他出身寒门,总觉得自己若像陈送青那样是个世家子的话,必然日后大有可为。但他细想想,自己也很难应付那二十多个老头老太。
若说梁月生的好,父母爱护,不愁吃穿,可从小便颠沛流离,后来更是为了白银卖身给七重塔。
崔德清左看右看,自己竟成了一伙人里最幸福的那个。
他这人向来中庸,见不得朋友太好,也见不得朋友太惨。朋友过得太好他心里会妒忌,太惨他又会同情。
此时此刻,他就很同情梁月。
梁月:“我想去看看旧屋子里还有没有什么摆设,”
虽然她完全没了记忆,做不到像朱丝一样布置一个原有的家出来,但她要去看看,万一能想起来什么呢?
崔德清满口答应。
梁月得寸进尺:“我还想把爹的日记拿回来。
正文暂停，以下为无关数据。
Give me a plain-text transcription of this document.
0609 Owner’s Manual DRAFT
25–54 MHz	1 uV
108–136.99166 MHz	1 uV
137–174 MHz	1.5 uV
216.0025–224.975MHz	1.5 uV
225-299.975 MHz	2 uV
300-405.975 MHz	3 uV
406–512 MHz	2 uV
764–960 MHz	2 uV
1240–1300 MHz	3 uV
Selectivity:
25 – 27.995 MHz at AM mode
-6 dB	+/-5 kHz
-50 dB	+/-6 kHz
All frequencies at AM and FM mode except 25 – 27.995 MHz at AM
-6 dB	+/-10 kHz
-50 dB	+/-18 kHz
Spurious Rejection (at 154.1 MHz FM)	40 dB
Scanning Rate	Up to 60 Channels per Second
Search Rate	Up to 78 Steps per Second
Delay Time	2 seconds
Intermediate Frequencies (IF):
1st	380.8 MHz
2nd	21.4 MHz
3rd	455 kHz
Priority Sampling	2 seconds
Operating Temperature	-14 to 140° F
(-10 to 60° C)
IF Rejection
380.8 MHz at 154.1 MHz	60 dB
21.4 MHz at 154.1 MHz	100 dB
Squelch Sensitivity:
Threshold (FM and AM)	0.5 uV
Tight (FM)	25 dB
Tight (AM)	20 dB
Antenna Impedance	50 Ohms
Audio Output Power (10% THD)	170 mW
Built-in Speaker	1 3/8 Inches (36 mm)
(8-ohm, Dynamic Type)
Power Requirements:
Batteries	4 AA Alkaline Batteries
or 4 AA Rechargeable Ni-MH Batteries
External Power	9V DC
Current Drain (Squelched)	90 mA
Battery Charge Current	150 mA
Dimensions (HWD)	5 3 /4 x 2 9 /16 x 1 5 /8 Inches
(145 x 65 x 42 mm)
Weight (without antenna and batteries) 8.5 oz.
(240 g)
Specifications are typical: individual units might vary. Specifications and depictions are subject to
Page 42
”
崔德清正要答应,脑子却先一步转过了弯,“不对啊?就咱俩去?”
梁月“啊”了一声。
崔德清咬牙,
“你什么意思?拿我当骡子使?”
梁月没想到被这狗官看穿了,“不去就不去呗,小气!”
叶舜臣酷爱写日记,整整堆了半间房,还都是些鸡毛蒜皮的小事,梁月有的是时间,想把这些都拿回自己新家慢慢看。
梁月偏过脑袋去,余光偷看崔德清,嘴上念念有词,
“没人帮就算了,我自己每天搬一点慢慢来吧。”
崔德清:“你就不能去雇个车?”
梁月瞪大眼睛:“雇车要花半两银子呢!”
崔德清难以理解:“你的钱呢?”
七重塔解散之前,把众人存在塔里的钱都还了回去。
梁月总计拿到了三十多两。
崔德清:“你抢劫寿宴贺礼的钱呢?”
梁月是负责分配的人,提前问过陈春生,大约什么东西可以拿,什么东西不可以拿。
要知道,有些东西上刻了印记,乍一眼看不出,真拿出去换钱可就要引火烧身!
她还没来得及去卖,约摸能再赚六七十两。
梁月瘪嘴装可怜:
“我的钱还留着有用呢。”
崔德清被她胡搅蛮缠到,
“我的钱难道就没用了?得得得,破财消灾,破财消灾!你那雇车的银子我替你掏行了吧!”
梁月眉开眼笑,握住他的手,
“多谢多谢,以后再也不叫你狗官了!你还真是个清官大老爷!”
崔德清被她说得满面春风,正得意时又抓住她话里意思,他不可置信道
“梁月!你之前一直叫我什么?”
……
梁月没骗崔德清。
她的钱确实有用处。
在宁县赁了一处小院,每月要花八百文,胜在屋子很多,可以让她把叶舜臣的日记、旧宅里还剩的小玩意都带回来,慢慢挑选。
每天看看叶舜臣的日记之外,梁月还去了一趟怡红院。
“兰心姐姐,”梁月带着人去找老鸨,“赎身要花多少钱?”
老鸨看梁月长得出挑,打扮却平平无奇,看起来只是个乡野丫头,随意给她比了个手势,料想她也掏不起。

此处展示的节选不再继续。